Mereka adalah Kompol Kosmas K. Gae, Bripka Rohmat, Aipda R, Briptu D, Bripda M, Bharaka J, dan Bharaka Y.
Kompol Kosmas serta Bripka Rohmat sendiri dijerat pelanggaran kategori berat, sementara lima lainnya dikenakan kategori sedang.
Komisi Kode Etik Polri (KKEP) menjatuhkan sanksi tegas berupa pemberhentian tidak dengan hormat (PTDH) kepada Kompol Kosmas.
Ia dinilai tidak profesional dalam mengendalikan situasi unjuk rasa 28 Agustus 2025, yang berujung pada tewasnya Affan Kurniawan.

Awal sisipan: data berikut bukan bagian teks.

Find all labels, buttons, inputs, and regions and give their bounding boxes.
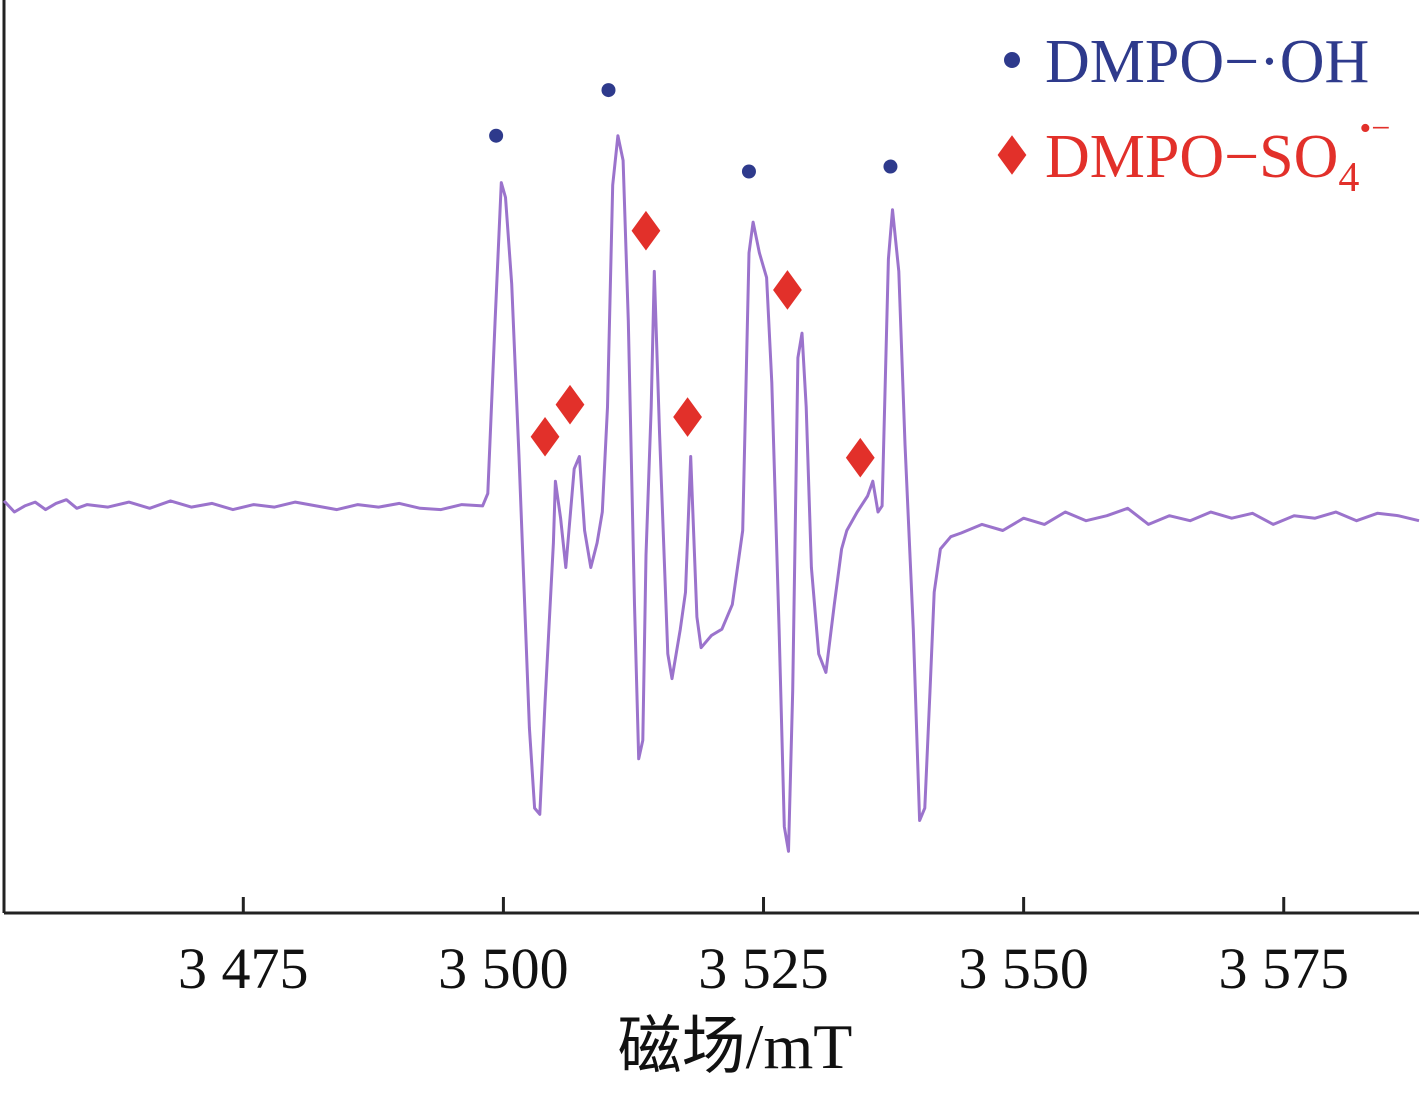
axes-layer: 3 475 3 500 3 525 3 550 3 575 [2, 0, 1419, 1001]
legend-label-subscript: 4 [1338, 155, 1359, 201]
x-axis-title: 磁场/mT [618, 1011, 853, 1082]
legend-diamond-marker [997, 135, 1027, 175]
so4-peak-marker [631, 210, 661, 251]
legend-circle-marker [1004, 52, 1020, 68]
legend-label: DMPO−SO4•− [1045, 110, 1390, 201]
legend-label-main: DMPO−SO [1045, 123, 1338, 191]
x-tick-label: 3 500 [438, 936, 569, 1001]
oh-peak-marker [883, 159, 898, 174]
oh-peak-marker [741, 164, 756, 179]
x-tick-label: 3 475 [178, 936, 309, 1001]
so4-peak-marker [773, 270, 802, 310]
x-tick-label: 3 550 [958, 936, 1089, 1001]
series-line [2, 134, 1420, 853]
series-layer [2, 134, 1420, 853]
legend-label: DMPO−·OH [1045, 28, 1369, 96]
legend: DMPO−·OH DMPO−SO4•− [997, 28, 1390, 201]
so4-peak-marker [530, 416, 560, 457]
so4-peak-marker [845, 437, 875, 478]
legend-label-main: DMPO−·OH [1045, 28, 1369, 96]
so4-peak-marker [555, 384, 585, 425]
annotation-layer [489, 83, 898, 478]
oh-peak-marker [489, 128, 504, 143]
legend-label-superscript: •− [1359, 110, 1390, 147]
so4-peak-marker [673, 397, 702, 437]
x-tick-label: 3 575 [1218, 936, 1349, 1001]
oh-peak-marker [601, 83, 616, 98]
x-tick-label: 3 525 [698, 936, 829, 1001]
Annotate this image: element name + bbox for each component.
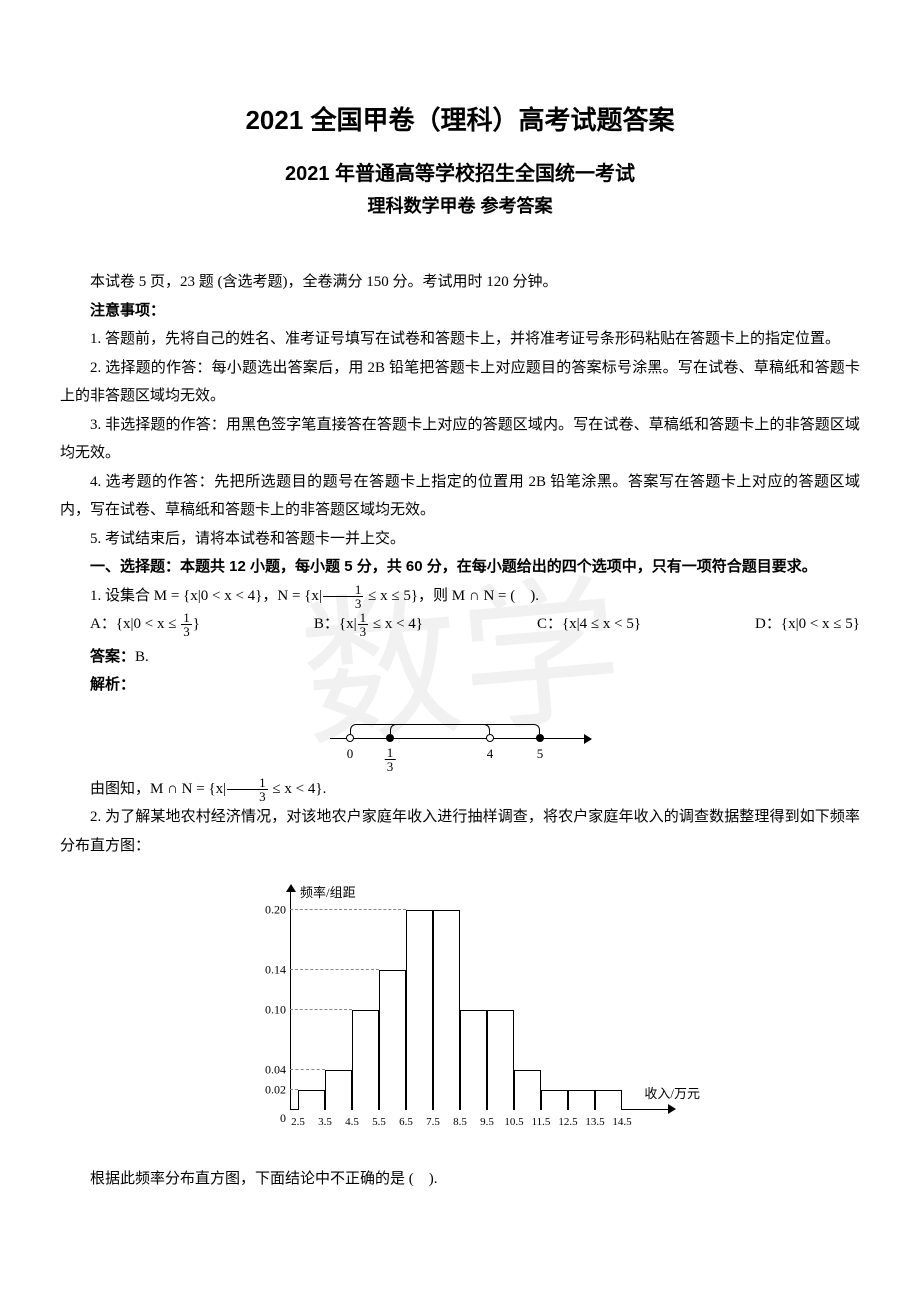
closed-point-icon — [536, 734, 544, 742]
q1-concl-pre: 由图知，M ∩ N = {x| — [90, 781, 226, 797]
x-tick-label: 6.5 — [399, 1116, 413, 1128]
y-tick-label: 0.14 — [265, 963, 286, 978]
page-content: 2021 全国甲卷（理科）高考试题答案 2021 年普通高等学校招生全国统一考试… — [60, 100, 860, 1194]
histogram-bar — [406, 910, 433, 1110]
arrow-right-icon — [668, 1104, 676, 1114]
x-tick-label: 7.5 — [426, 1116, 440, 1128]
notice-title: 注意事项： — [60, 297, 860, 326]
histogram-figure: 频率/组距 收入/万元 0 0.02 0.04 0.10 0.14 0.20 2.5 3.5… — [60, 880, 860, 1145]
x-axis-label: 收入/万元 — [644, 1083, 700, 1102]
guide-line — [290, 1089, 298, 1090]
fraction-icon: 13 — [227, 776, 268, 803]
tick-label: 0 — [347, 746, 354, 762]
notice-2: 2. 选择题的作答：每小题选出答案后，用 2B 铅笔把答题卡上对应题目的答案标号… — [60, 354, 860, 411]
q1-answer: 答案：B. — [60, 643, 860, 672]
y-axis — [290, 890, 291, 1110]
guide-line — [290, 1069, 325, 1070]
histogram-bar — [433, 910, 460, 1110]
notice-1: 1. 答题前，先将自己的姓名、准考证号填写在试卷和答题卡上，并将准考证号条形码粘… — [60, 325, 860, 354]
x-tick-label: 2.5 — [291, 1116, 305, 1128]
q1-option-a: A：{x|0 < x ≤ 13} — [90, 610, 200, 639]
histogram-bar — [325, 1070, 352, 1110]
q1-explain-label: 解析： — [60, 671, 860, 700]
q1-stem: 1. 设集合 M = {x|0 < x < 4}，N = {x|13 ≤ x ≤… — [60, 582, 860, 611]
open-point-icon — [486, 734, 494, 742]
x-tick-label: 14.5 — [612, 1116, 631, 1128]
histogram: 频率/组距 收入/万元 0 0.020.040.100.140.202.53.5… — [240, 880, 680, 1140]
notice-3: 3. 非选择题的作答：用黑色签字笔直接答在答题卡上对应的答题区域内。写在试卷、草… — [60, 411, 860, 468]
x-tick-label: 11.5 — [532, 1116, 551, 1128]
answer-label: 答案： — [90, 648, 135, 665]
y-tick-label: 0.10 — [265, 1003, 286, 1018]
closed-point-icon — [386, 734, 394, 742]
guide-line — [290, 969, 379, 970]
histogram-bar — [514, 1070, 541, 1110]
histogram-bar — [460, 1010, 487, 1110]
number-line-figure: 01345 — [60, 720, 860, 765]
page-subtitle-1: 2021 年普通高等学校招生全国统一考试 — [60, 157, 860, 186]
x-tick-label: 8.5 — [453, 1116, 467, 1128]
arrow-up-icon — [286, 884, 296, 892]
q1-stem-post: ≤ x ≤ 5}，则 M ∩ N = ( ). — [364, 588, 539, 604]
section-1-title: 一、选择题：本题共 12 小题，每小题 5 分，共 60 分，在每小题给出的四个… — [60, 553, 860, 582]
tick-label: 4 — [487, 746, 494, 762]
histogram-bar — [487, 1010, 514, 1110]
q2-conclusion: 根据此频率分布直方图，下面结论中不正确的是 ( ). — [60, 1165, 860, 1194]
answer-value: B. — [135, 649, 149, 665]
page-subtitle-2: 理科数学甲卷 参考答案 — [60, 192, 860, 218]
histogram-bar — [298, 1090, 325, 1110]
q1-opta-post: } — [193, 616, 200, 632]
q2-stem: 2. 为了解某地农村经济情况，对该地农户家庭年收入进行抽样调查，将农户家庭年收入… — [60, 803, 860, 860]
y-tick-label: 0.04 — [265, 1063, 286, 1078]
tick-label: 13 — [384, 746, 397, 773]
x-tick-label: 3.5 — [318, 1116, 332, 1128]
arrow-right-icon — [584, 734, 592, 744]
x-tick-label: 13.5 — [585, 1116, 604, 1128]
y-tick-label: 0.02 — [265, 1083, 286, 1098]
fraction-icon: 13 — [181, 611, 192, 638]
axis-line — [330, 738, 590, 739]
histogram-bar — [352, 1010, 379, 1110]
fraction-icon: 13 — [323, 583, 364, 610]
q1-optb-pre: B：{x| — [314, 616, 357, 632]
x-tick-label: 12.5 — [558, 1116, 577, 1128]
histogram-bar — [595, 1090, 622, 1110]
q1-option-d: D：{x|0 < x ≤ 5} — [755, 610, 860, 639]
q1-option-c: C：{x|4 ≤ x < 5} — [537, 610, 641, 639]
histogram-bar — [379, 970, 406, 1110]
q1-concl-post: ≤ x < 4}. — [269, 781, 327, 797]
guide-line — [290, 909, 406, 910]
open-point-icon — [346, 734, 354, 742]
q1-optb-post: ≤ x < 4} — [369, 616, 423, 632]
origin-label: 0 — [280, 1111, 286, 1126]
q1-stem-pre: 1. 设集合 M = {x|0 < x < 4}，N = {x| — [90, 588, 322, 604]
q1-opta-pre: A：{x|0 < x ≤ — [90, 616, 180, 632]
q1-options: A：{x|0 < x ≤ 13} B：{x|13 ≤ x < 4} C：{x|4… — [60, 610, 860, 639]
x-tick-label: 9.5 — [480, 1116, 494, 1128]
q1-option-b: B：{x|13 ≤ x < 4} — [314, 610, 423, 639]
fraction-icon: 13 — [358, 611, 369, 638]
tick-label: 5 — [537, 746, 544, 762]
number-line: 01345 — [330, 720, 590, 760]
histogram-bar — [568, 1090, 595, 1110]
x-tick-label: 4.5 — [345, 1116, 359, 1128]
q1-conclusion: 由图知，M ∩ N = {x|13 ≤ x < 4}. — [60, 775, 860, 804]
histogram-bar — [541, 1090, 568, 1110]
notice-4: 4. 选考题的作答：先把所选题目的题号在答题卡上指定的位置用 2B 铅笔涂黑。答… — [60, 468, 860, 525]
x-tick-label: 5.5 — [372, 1116, 386, 1128]
y-axis-label: 频率/组距 — [300, 882, 356, 901]
intro-text: 本试卷 5 页，23 题 (含选考题)，全卷满分 150 分。考试用时 120 … — [60, 268, 860, 297]
guide-line — [290, 1009, 352, 1010]
x-tick-label: 10.5 — [504, 1116, 523, 1128]
notice-5: 5. 考试结束后，请将本试卷和答题卡一并上交。 — [60, 525, 860, 554]
interval-bracket — [390, 724, 540, 734]
page-title: 2021 全国甲卷（理科）高考试题答案 — [60, 100, 860, 137]
y-tick-label: 0.20 — [265, 903, 286, 918]
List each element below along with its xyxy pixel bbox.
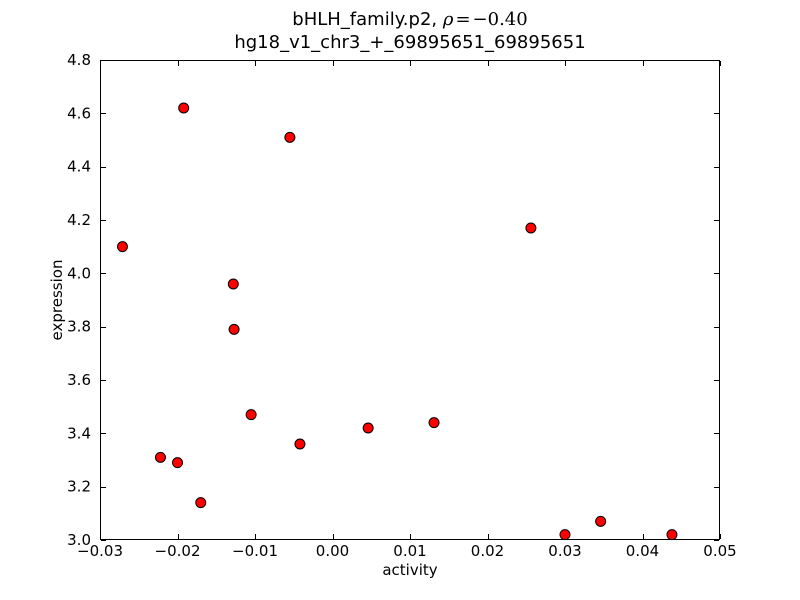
- data-point: [172, 457, 183, 469]
- y-tick-label: 4.4: [67, 158, 91, 176]
- data-point: [284, 131, 296, 143]
- y-tick-label: 3.8: [67, 318, 91, 336]
- y-tick-label: 3.4: [67, 424, 91, 442]
- data-point: [227, 278, 239, 290]
- x-tick-label: 0.00: [316, 542, 349, 560]
- x-tick-label: −0.01: [232, 542, 278, 560]
- y-tick-label: 4.8: [67, 51, 91, 69]
- data-point: [154, 451, 166, 463]
- x-tick-label: 0.01: [393, 542, 426, 560]
- chart-title-block: bHLH_family.p2, ρ = −0.40 hg18_v1_chr3_+_6…: [100, 8, 720, 54]
- data-point: [525, 222, 537, 234]
- title-rho-symbol: ρ: [442, 9, 454, 30]
- data-point: [595, 515, 607, 527]
- data-point: [362, 422, 374, 434]
- data-point: [428, 417, 440, 429]
- title-name-text: bHLH_family.p2,: [292, 9, 443, 30]
- data-point: [116, 241, 128, 253]
- y-tick-label: 4.2: [67, 211, 91, 229]
- y-tick-label: 4.6: [67, 104, 91, 122]
- y-tick-label: 3.6: [67, 371, 91, 389]
- data-point: [245, 409, 257, 421]
- x-tick-label: 0.02: [471, 542, 504, 560]
- x-tick-label: −0.02: [155, 542, 201, 560]
- x-axis-label: activity: [382, 561, 438, 579]
- chart-title-line2: hg18_v1_chr3_+_69895651_69895651: [234, 32, 586, 53]
- title-rho-value: −0.40: [472, 9, 528, 30]
- plot-frame: [100, 60, 720, 540]
- data-point: [559, 529, 571, 541]
- data-point: [195, 497, 207, 509]
- data-point: [666, 529, 678, 541]
- data-point: [228, 323, 240, 335]
- y-axis-label: expression: [48, 259, 66, 341]
- x-tick-label: 0.04: [626, 542, 659, 560]
- x-tick-label: 0.03: [548, 542, 581, 560]
- x-tick-label: −0.03: [77, 542, 123, 560]
- y-tick-label: 4.0: [67, 264, 91, 282]
- data-point: [178, 102, 190, 114]
- title-equals-sign: =: [455, 9, 471, 30]
- y-tick-label: 3.2: [67, 478, 91, 496]
- chart-title-line1: bHLH_family.p2, ρ = −0.40: [100, 8, 720, 31]
- x-tick-label: 0.05: [703, 542, 736, 560]
- data-point: [294, 438, 306, 450]
- y-tick-label: 3.0: [67, 531, 91, 549]
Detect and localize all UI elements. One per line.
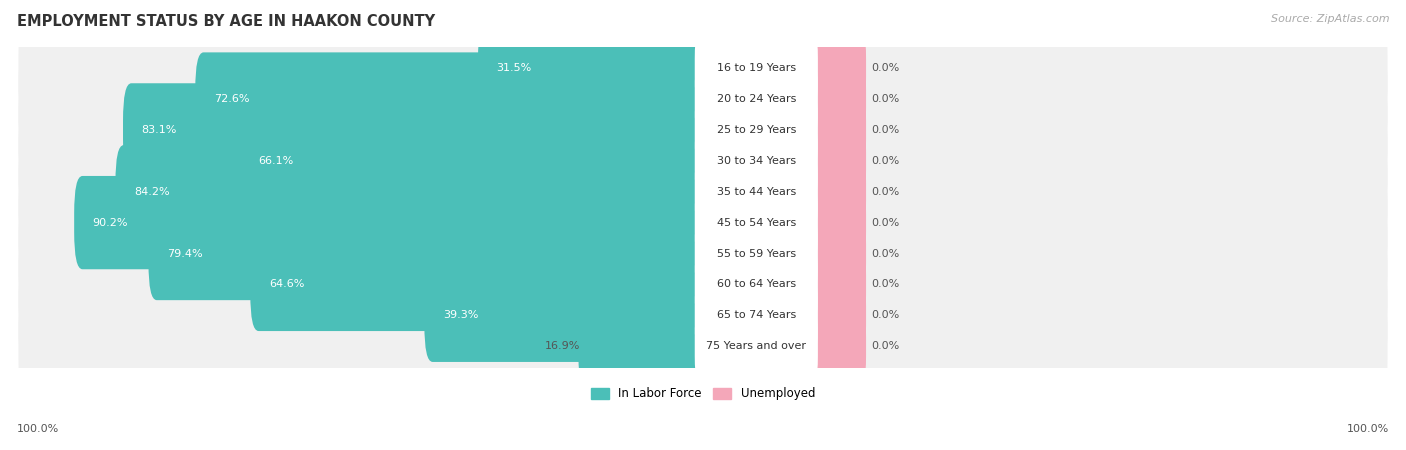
FancyBboxPatch shape (801, 145, 866, 238)
FancyBboxPatch shape (149, 207, 711, 300)
FancyBboxPatch shape (18, 10, 1388, 126)
FancyBboxPatch shape (801, 52, 866, 146)
FancyBboxPatch shape (18, 257, 1388, 374)
Text: 20 to 24 Years: 20 to 24 Years (717, 94, 796, 104)
Text: 0.0%: 0.0% (872, 218, 900, 228)
Text: 0.0%: 0.0% (872, 310, 900, 320)
Text: 16 to 19 Years: 16 to 19 Years (717, 63, 796, 73)
FancyBboxPatch shape (478, 22, 711, 115)
FancyBboxPatch shape (695, 83, 818, 176)
FancyBboxPatch shape (801, 269, 866, 362)
FancyBboxPatch shape (801, 176, 866, 269)
FancyBboxPatch shape (695, 22, 818, 115)
Text: 16.9%: 16.9% (544, 341, 579, 351)
FancyBboxPatch shape (695, 52, 818, 146)
FancyBboxPatch shape (695, 300, 818, 393)
Text: 75 Years and over: 75 Years and over (706, 341, 806, 351)
Text: 72.6%: 72.6% (214, 94, 249, 104)
Text: 45 to 54 Years: 45 to 54 Years (717, 218, 796, 228)
Text: Source: ZipAtlas.com: Source: ZipAtlas.com (1271, 14, 1389, 23)
FancyBboxPatch shape (801, 207, 866, 300)
FancyBboxPatch shape (18, 288, 1388, 405)
Legend: In Labor Force, Unemployed: In Labor Force, Unemployed (591, 387, 815, 400)
FancyBboxPatch shape (695, 145, 818, 238)
FancyBboxPatch shape (695, 207, 818, 300)
FancyBboxPatch shape (18, 226, 1388, 343)
FancyBboxPatch shape (250, 238, 711, 331)
FancyBboxPatch shape (425, 269, 711, 362)
FancyBboxPatch shape (695, 269, 818, 362)
FancyBboxPatch shape (18, 133, 1388, 250)
FancyBboxPatch shape (695, 176, 818, 269)
FancyBboxPatch shape (18, 103, 1388, 219)
Text: 0.0%: 0.0% (872, 248, 900, 258)
Text: 0.0%: 0.0% (872, 94, 900, 104)
Text: 25 to 29 Years: 25 to 29 Years (717, 125, 796, 135)
FancyBboxPatch shape (801, 300, 866, 393)
FancyBboxPatch shape (75, 176, 711, 269)
Text: 0.0%: 0.0% (872, 156, 900, 166)
Text: 55 to 59 Years: 55 to 59 Years (717, 248, 796, 258)
Text: 39.3%: 39.3% (443, 310, 478, 320)
FancyBboxPatch shape (695, 238, 818, 331)
Text: 0.0%: 0.0% (872, 279, 900, 289)
Text: 90.2%: 90.2% (93, 218, 128, 228)
Text: 84.2%: 84.2% (134, 187, 170, 197)
Text: 0.0%: 0.0% (872, 125, 900, 135)
FancyBboxPatch shape (115, 145, 711, 238)
Text: 64.6%: 64.6% (269, 279, 304, 289)
FancyBboxPatch shape (801, 83, 866, 176)
Text: 30 to 34 Years: 30 to 34 Years (717, 156, 796, 166)
FancyBboxPatch shape (195, 52, 711, 146)
FancyBboxPatch shape (18, 72, 1388, 188)
Text: EMPLOYMENT STATUS BY AGE IN HAAKON COUNTY: EMPLOYMENT STATUS BY AGE IN HAAKON COUNT… (17, 14, 434, 28)
FancyBboxPatch shape (695, 114, 818, 207)
FancyBboxPatch shape (801, 238, 866, 331)
Text: 60 to 64 Years: 60 to 64 Years (717, 279, 796, 289)
Text: 100.0%: 100.0% (1347, 424, 1389, 434)
Text: 35 to 44 Years: 35 to 44 Years (717, 187, 796, 197)
FancyBboxPatch shape (18, 40, 1388, 158)
Text: 79.4%: 79.4% (167, 248, 202, 258)
Text: 83.1%: 83.1% (142, 125, 177, 135)
FancyBboxPatch shape (578, 300, 711, 393)
FancyBboxPatch shape (122, 83, 711, 176)
Text: 31.5%: 31.5% (496, 63, 531, 73)
FancyBboxPatch shape (801, 22, 866, 115)
Text: 0.0%: 0.0% (872, 187, 900, 197)
Text: 65 to 74 Years: 65 to 74 Years (717, 310, 796, 320)
FancyBboxPatch shape (18, 195, 1388, 312)
FancyBboxPatch shape (240, 114, 711, 207)
Text: 100.0%: 100.0% (17, 424, 59, 434)
Text: 0.0%: 0.0% (872, 341, 900, 351)
Text: 0.0%: 0.0% (872, 63, 900, 73)
Text: 66.1%: 66.1% (259, 156, 294, 166)
FancyBboxPatch shape (801, 114, 866, 207)
FancyBboxPatch shape (18, 164, 1388, 281)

S
Saat insiden terjadi, Kosmas diketahui duduk di samping Bripka Rohmat di dalam rantis.
Siapa Bripka Rohmat?
Bripka Rohmat merupakan anggota Korps Brimob Polda Metro Jaya berpangkat Brigadir Kepala.
Ia bertugas sebagai pengemudi kendaraan taktis Barracuda dengan nomor jarak jauh (PJJ) 17713-VII.
Dalam keterangannya, ia mengaku tidak melihat korban karena keterbatasan pandangan akibat kaca kendaraan yang gelap serta kondisi sekitar yang penuh asap dan kerumunan.
Sejak awal kariernya di Brimob, Rohmat kerap dipercaya sebagai sopir rantis dalam berbagai operasi pengamanan.
Namun, keputusan yang diambilnya pada 28 Agustus 2025 berakhir tragis.
Hasil pemeriksaan Propam menyatakan Bripka Rohmat melakukan pelanggaran berat.
Seperti diketahui, saat itu, aparat kepolisian tengah memukul mundur massa aksi di sekitar Kompleks Parlemen, Jakarta.
Kericuhan meluas hingga Palmerah, Senayan, dan Pejompongan. Di kawasan Pejompongan inilah, rantis yang dikendarai Bripka Rohmat menabrak Affan hingga tewas.